A Strategic Equipment Award worth £2m from EPSRC has been awarded to Loughborough University to invest in a new sophisticated “thin film” equipment. This is known to be the first of its kind in the United Kingdom.

Researchers to Develop Cutting-Edge Functional Nanodevices Using 2D Materials.

Image Credit: Loughborough University.

The newly developed hardware will enable physicists in the School of Science to quickly develop innovative functional nanodevices made of 2D materials like borophene, metal dichalcogenides and graphene.

It will be possible for researchers to make nanoscale structures for use in electronic circuits and chips, including those found in tablets, phones and computers without requiring a cleanroom.

Next-generation 2D materials exhibit unique potential and importance as a result of their special magnetic, electric, thermal and optical properties. This is the reason why they are completely different from bulk materials, which are affected by physical properties instead of surface area.

The new multichambered system consists of a glovebox. It is a sealed transparent container used for making air-sensitive samples that are fixed to three or more ultra-high vacuum chambers. The inclusion of a special lithography tool — the NanoFrazor Scholar from Heidelberg Instruments — will allow in-situ patterning of air-sensitive materials.
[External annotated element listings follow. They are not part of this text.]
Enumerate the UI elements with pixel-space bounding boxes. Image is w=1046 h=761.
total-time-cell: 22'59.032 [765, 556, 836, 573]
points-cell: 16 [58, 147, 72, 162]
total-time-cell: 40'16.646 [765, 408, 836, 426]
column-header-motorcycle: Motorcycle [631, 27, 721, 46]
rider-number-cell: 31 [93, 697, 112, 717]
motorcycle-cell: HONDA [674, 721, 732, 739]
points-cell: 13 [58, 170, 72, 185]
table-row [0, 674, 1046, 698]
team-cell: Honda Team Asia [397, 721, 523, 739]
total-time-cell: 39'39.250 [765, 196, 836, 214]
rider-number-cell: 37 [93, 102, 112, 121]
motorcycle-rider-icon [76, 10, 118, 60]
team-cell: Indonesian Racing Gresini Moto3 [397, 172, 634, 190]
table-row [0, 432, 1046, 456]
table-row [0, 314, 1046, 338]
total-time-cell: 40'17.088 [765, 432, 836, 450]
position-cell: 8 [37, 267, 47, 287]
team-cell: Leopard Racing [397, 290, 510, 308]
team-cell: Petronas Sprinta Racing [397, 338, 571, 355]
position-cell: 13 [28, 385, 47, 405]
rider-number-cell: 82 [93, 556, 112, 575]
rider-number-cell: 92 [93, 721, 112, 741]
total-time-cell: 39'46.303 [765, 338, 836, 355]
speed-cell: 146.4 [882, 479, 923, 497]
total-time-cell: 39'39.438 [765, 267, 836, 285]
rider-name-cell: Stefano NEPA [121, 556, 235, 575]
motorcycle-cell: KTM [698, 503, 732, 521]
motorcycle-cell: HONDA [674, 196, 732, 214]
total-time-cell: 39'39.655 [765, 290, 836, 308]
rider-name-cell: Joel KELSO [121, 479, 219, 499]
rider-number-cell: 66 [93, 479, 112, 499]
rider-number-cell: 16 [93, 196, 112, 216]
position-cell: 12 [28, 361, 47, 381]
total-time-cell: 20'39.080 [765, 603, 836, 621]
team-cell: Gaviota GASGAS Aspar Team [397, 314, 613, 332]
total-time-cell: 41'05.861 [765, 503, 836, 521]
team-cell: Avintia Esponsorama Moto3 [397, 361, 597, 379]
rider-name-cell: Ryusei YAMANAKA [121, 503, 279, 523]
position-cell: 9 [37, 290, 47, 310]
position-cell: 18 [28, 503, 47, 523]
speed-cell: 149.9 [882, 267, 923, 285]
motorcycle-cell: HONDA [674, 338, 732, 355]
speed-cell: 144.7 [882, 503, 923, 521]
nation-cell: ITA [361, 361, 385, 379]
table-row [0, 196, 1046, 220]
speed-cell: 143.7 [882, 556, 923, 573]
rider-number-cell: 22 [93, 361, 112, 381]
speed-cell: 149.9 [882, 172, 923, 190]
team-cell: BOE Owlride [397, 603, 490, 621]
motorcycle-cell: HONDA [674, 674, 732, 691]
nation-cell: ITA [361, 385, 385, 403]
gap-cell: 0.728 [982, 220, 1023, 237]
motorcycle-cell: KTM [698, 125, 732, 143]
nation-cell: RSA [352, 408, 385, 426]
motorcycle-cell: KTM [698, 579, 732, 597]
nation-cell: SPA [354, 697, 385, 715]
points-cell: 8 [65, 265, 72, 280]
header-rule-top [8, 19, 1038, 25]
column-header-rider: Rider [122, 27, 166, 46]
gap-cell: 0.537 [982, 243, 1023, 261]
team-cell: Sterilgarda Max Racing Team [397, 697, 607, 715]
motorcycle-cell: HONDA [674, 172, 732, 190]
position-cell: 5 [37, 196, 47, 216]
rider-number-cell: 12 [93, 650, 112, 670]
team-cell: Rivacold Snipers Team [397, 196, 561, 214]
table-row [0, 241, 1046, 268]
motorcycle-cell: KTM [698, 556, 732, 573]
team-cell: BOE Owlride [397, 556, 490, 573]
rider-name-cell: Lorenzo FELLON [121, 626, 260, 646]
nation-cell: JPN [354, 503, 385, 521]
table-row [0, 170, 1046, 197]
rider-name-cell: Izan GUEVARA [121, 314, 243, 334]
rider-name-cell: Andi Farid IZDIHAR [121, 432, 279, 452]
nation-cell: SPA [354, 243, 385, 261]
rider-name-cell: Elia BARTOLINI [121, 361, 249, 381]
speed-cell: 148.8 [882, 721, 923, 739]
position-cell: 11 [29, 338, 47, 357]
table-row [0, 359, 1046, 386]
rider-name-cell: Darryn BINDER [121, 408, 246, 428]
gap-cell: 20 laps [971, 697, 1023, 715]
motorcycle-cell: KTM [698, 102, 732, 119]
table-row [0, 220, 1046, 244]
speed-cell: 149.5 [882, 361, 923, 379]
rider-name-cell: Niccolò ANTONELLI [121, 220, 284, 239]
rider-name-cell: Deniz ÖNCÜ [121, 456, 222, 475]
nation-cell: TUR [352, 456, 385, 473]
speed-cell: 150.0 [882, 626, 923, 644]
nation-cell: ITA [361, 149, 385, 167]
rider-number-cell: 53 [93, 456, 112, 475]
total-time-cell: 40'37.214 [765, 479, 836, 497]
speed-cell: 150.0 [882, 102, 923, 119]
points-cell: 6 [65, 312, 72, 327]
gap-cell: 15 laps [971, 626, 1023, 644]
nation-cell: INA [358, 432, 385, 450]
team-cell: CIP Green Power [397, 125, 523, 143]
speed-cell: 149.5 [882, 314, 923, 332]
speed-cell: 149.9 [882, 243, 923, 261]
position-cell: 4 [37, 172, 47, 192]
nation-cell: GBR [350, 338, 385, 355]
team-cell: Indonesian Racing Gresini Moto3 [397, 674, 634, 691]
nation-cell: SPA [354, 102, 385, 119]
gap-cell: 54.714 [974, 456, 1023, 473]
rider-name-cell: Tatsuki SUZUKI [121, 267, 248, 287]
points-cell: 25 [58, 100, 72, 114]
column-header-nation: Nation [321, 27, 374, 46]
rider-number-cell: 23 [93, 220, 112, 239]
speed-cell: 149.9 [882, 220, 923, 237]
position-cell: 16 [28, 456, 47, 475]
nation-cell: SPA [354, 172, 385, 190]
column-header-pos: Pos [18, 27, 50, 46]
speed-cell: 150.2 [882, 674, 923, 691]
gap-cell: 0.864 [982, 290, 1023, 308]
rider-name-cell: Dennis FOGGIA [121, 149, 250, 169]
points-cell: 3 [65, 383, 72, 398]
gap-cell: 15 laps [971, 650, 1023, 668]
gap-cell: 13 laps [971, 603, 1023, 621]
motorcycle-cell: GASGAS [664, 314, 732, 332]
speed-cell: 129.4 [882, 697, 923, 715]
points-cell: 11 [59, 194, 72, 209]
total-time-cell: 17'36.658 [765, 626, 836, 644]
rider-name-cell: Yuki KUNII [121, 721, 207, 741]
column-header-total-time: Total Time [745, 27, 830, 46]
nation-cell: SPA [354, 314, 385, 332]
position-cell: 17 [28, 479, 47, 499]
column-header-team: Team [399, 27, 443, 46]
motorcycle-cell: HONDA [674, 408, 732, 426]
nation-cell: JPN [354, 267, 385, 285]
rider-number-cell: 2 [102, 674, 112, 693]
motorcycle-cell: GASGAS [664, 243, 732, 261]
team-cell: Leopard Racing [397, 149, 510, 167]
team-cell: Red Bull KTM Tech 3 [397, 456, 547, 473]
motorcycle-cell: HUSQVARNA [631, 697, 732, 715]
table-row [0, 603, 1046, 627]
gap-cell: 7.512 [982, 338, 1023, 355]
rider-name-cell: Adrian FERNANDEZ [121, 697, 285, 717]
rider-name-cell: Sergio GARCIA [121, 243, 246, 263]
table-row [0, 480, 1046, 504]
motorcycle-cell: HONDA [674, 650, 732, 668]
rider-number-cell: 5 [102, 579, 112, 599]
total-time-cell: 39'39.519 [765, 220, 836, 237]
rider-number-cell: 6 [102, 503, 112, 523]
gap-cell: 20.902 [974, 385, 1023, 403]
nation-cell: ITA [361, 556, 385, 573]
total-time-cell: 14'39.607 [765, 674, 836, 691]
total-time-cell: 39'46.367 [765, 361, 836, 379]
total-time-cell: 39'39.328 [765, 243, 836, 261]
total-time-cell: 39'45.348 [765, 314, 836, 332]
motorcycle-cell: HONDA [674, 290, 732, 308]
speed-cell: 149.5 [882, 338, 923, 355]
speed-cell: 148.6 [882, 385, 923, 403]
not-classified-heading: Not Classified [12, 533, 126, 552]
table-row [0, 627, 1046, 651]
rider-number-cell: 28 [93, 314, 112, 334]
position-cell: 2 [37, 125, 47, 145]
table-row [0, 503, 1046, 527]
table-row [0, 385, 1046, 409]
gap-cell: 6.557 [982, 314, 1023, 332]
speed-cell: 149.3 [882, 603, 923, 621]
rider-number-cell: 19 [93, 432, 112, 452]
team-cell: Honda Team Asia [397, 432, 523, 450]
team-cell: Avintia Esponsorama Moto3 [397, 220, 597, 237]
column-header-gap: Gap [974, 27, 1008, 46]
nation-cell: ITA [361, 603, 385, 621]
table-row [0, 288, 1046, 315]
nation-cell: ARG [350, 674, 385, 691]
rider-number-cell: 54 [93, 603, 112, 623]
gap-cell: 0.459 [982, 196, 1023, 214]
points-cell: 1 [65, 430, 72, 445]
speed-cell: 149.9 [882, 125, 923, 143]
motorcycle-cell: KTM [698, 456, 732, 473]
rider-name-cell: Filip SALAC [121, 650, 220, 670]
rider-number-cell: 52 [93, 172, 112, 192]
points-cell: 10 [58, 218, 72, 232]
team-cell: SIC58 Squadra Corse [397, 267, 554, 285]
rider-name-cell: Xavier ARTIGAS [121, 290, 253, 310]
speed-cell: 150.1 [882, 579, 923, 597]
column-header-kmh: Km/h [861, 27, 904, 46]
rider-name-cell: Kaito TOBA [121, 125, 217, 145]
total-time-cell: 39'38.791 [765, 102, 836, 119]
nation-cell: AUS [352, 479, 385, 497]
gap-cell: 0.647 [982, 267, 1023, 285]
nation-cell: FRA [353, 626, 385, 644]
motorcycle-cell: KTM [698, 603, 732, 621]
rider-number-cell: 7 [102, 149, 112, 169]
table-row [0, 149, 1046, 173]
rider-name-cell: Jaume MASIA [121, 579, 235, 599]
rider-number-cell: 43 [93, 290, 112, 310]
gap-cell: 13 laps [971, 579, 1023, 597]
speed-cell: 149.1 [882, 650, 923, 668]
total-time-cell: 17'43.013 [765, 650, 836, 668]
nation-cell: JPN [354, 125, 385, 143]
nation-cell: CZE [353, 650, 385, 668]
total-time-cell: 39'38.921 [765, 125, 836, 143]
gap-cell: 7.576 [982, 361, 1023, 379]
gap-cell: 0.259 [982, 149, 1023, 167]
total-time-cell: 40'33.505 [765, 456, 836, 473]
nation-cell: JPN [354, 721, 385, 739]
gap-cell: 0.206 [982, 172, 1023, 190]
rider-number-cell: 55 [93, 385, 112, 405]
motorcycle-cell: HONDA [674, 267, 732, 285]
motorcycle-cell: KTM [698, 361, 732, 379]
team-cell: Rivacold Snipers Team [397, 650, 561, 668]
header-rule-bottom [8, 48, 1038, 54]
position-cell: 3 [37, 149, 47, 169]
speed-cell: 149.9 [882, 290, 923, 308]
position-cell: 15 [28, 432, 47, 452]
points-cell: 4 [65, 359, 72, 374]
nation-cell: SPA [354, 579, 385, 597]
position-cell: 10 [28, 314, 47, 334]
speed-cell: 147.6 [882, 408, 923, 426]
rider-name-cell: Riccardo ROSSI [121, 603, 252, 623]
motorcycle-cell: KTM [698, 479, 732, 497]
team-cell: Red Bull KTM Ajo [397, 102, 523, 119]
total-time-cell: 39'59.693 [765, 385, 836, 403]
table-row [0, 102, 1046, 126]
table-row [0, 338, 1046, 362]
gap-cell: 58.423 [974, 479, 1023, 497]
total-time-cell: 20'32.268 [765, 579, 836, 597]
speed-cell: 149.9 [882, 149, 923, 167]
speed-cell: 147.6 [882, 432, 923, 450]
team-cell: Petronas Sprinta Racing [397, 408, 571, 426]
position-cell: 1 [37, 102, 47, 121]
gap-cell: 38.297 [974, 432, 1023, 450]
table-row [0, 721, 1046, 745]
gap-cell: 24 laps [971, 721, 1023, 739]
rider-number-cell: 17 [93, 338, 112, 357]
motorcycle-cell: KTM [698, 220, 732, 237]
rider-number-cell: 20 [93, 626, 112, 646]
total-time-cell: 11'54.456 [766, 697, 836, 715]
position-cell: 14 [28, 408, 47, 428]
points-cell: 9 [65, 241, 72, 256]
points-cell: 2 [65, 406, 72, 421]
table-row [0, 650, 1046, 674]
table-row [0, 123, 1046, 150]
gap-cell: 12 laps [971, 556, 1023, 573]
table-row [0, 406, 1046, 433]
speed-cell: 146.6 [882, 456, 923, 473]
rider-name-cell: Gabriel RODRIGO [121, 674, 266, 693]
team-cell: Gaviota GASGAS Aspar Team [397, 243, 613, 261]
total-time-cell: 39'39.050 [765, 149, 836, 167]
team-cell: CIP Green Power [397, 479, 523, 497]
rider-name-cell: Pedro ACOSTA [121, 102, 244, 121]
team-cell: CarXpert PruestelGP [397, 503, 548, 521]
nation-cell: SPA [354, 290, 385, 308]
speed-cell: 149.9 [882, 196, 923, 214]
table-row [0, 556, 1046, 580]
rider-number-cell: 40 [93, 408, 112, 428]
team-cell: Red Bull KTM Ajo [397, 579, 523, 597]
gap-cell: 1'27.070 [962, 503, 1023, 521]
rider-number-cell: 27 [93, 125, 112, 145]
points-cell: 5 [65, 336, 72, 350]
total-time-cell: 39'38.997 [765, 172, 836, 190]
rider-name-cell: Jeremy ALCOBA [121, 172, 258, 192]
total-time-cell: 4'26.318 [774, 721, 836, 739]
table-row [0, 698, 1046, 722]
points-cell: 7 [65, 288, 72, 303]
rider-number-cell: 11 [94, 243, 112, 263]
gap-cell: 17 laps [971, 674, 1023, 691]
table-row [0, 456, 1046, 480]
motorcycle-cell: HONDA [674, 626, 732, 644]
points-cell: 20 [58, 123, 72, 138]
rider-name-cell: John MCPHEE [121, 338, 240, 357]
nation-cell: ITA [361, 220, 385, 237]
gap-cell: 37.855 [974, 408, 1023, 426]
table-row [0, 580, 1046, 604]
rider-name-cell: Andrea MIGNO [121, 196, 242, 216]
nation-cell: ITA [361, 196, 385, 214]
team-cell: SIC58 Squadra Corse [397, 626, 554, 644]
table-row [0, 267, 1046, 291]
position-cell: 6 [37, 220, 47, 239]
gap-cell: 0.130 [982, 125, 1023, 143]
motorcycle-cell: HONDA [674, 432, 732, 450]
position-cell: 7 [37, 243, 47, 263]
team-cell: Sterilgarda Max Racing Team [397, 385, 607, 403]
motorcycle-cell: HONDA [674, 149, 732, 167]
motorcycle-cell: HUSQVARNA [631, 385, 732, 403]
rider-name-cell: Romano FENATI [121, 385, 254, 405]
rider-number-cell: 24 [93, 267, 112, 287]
It is a system that is yet to come into existence in the United Kingdom.

This system will be of great help to researchers to gain exclusive insights into the properties of 2D materials and incorporate them in modern functional devices for novel technologies, like developing quantum technologies or modern solar and thermoelectric energy harvesting devices.

Also, more research could result in radical innovation in artificially nanoengineered interfaces.

We plan to use thin films of 2D materials to design novel, nanometer-sized resistors and capacitors that can mimic the way how neural cells operate in the mammal brain, for example by changing their resistance and capacitance values after being exposed to series of electric voltage pulses.

Dr. Pavel Borisov, School of Science, Loughborough University

The artificial electronic analogues, the so-called neuromorphics, are very promising for the next generation of electronic devices for artificial intelligence applications and would allow energy-efficient operation of neural networks,” added Dr. Borisov, who is one of the co-investigators of the grant.

Its exciting to imagine the new physics that we will be able to explore with this equipment, such as the development of 2D metamaterials that would revolutionize Terahertz photonics or the next generation of computing.

Kelly Morrison, Professor, School of Science, Loughborough University

The equipment is anticipated to reach Loughborough University by the end of 2022.